When you sit down to pencil out the costs and benefits of phasing a project, don’t lose sight of the development as a whole. Are there site-work items you can more easily absorb in phase one? How can you keep the future construction of additional phases from hurting your ongoing business? What are the key triggers and considerations for moving ahead with the next phase?
For all you investment nerds, don’t get paralyzed in all the details and never move. Just know that when you understand how demand moves and how it will drive our business, and then plan to respond to that demand, you create sound strategy for maximizing your investment, not just your site.
Lipstick on the Pig
Self-storage buyers often ask questions like, “What are some of the better markets for self-storage?” and “What is the best way to invest in self-storage businesses?” Well, here’s the big secret: There is no secret. It’s hard work, and it takes a lot of time.
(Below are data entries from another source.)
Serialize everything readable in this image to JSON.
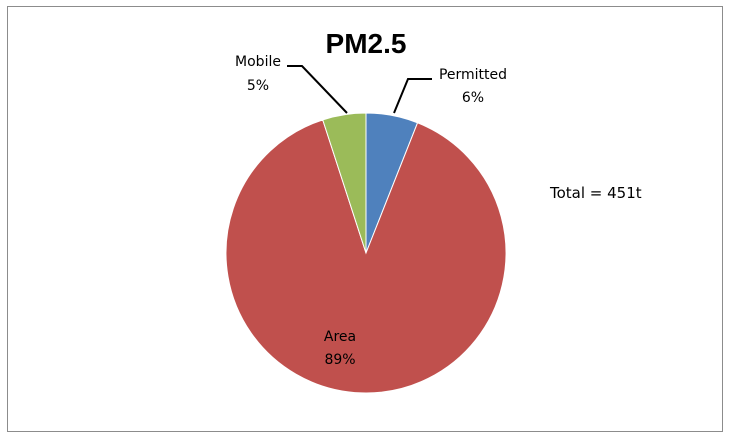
{
  "chart_data": {
    "type": "pie",
    "title": "PM2.5",
    "annotation": "Total = 451t",
    "slices": [
      {
        "name": "Permitted",
        "value": 6,
        "label_value": "6%",
        "color": "#4f81bd"
      },
      {
        "name": "Area",
        "value": 89,
        "label_value": "89%",
        "color": "#c0504d"
      },
      {
        "name": "Mobile",
        "value": 5,
        "label_value": "5%",
        "color": "#9bbb59"
      }
    ],
    "legend": "none"
  }
}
Finding good sites or acquisition opportunities can be grueling and overwhelming, especially without the right focus, team and tools. Maximizing investment in an existing self-storage business is asset- and market-specific. For the small operator to make a good investment in an older self-storage operation requires taking a comprehensive look at the physical site, specific micro-market dynamics, and the prevailing business model and financials. With these details, you can determine the overall investment picture and identify the risks and possible upside of acquiring and managing the asset.
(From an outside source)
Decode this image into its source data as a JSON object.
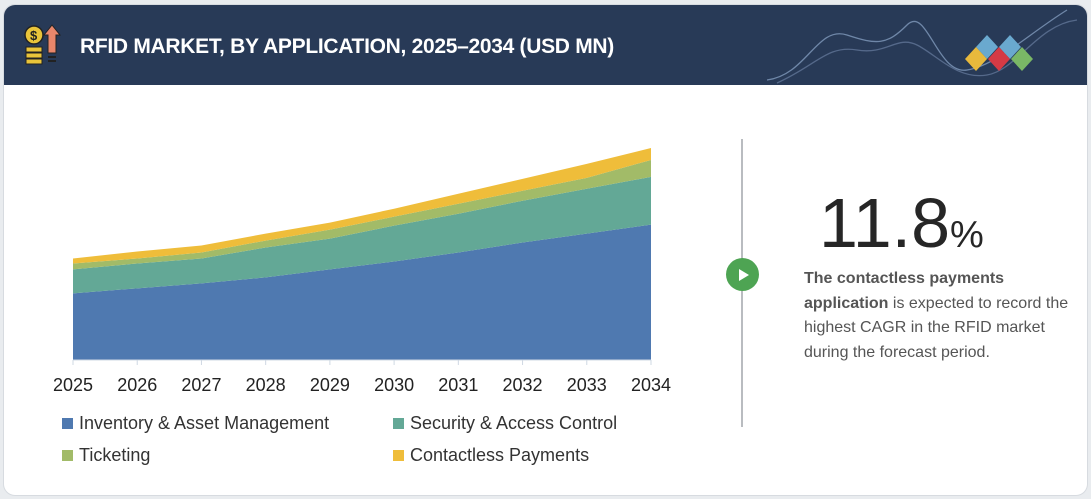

As I go from market to market, I see a lot of older sites, often in good locations, with a poor operations and management profile and obsolete physical features. It was easier 20 years ago to find a quality location for self-storage. Some of these operators, while innovative in bringing their product to the market, have been surpassed by current customer demands. This can create an opportunity for buyers who can develop and implement the right vision.
Often it doesn’t take a whole lot to improve a self-storage acquisition. In almost every U.S. market, I see stores lagging behind their true potential. When facility managers are complacent and the necessary site maintenance is overlooked, the asset begins to die. But some of these dying assets could be opportunities for buyers interested in doing the work and breathing life back into the business.
Every asset is different and every market unique. But it’s not uncommon to see weaker stores in healthy markets charging lower rates. These stores often lag behind the market leaders in achievable rental rates and occupancy, and yet customer demand trends toward the leaders. A $10 rental rate difference between the market leaders and weaker stores isn’t unusual. For a potential buyer, though, this might represent a huge upside.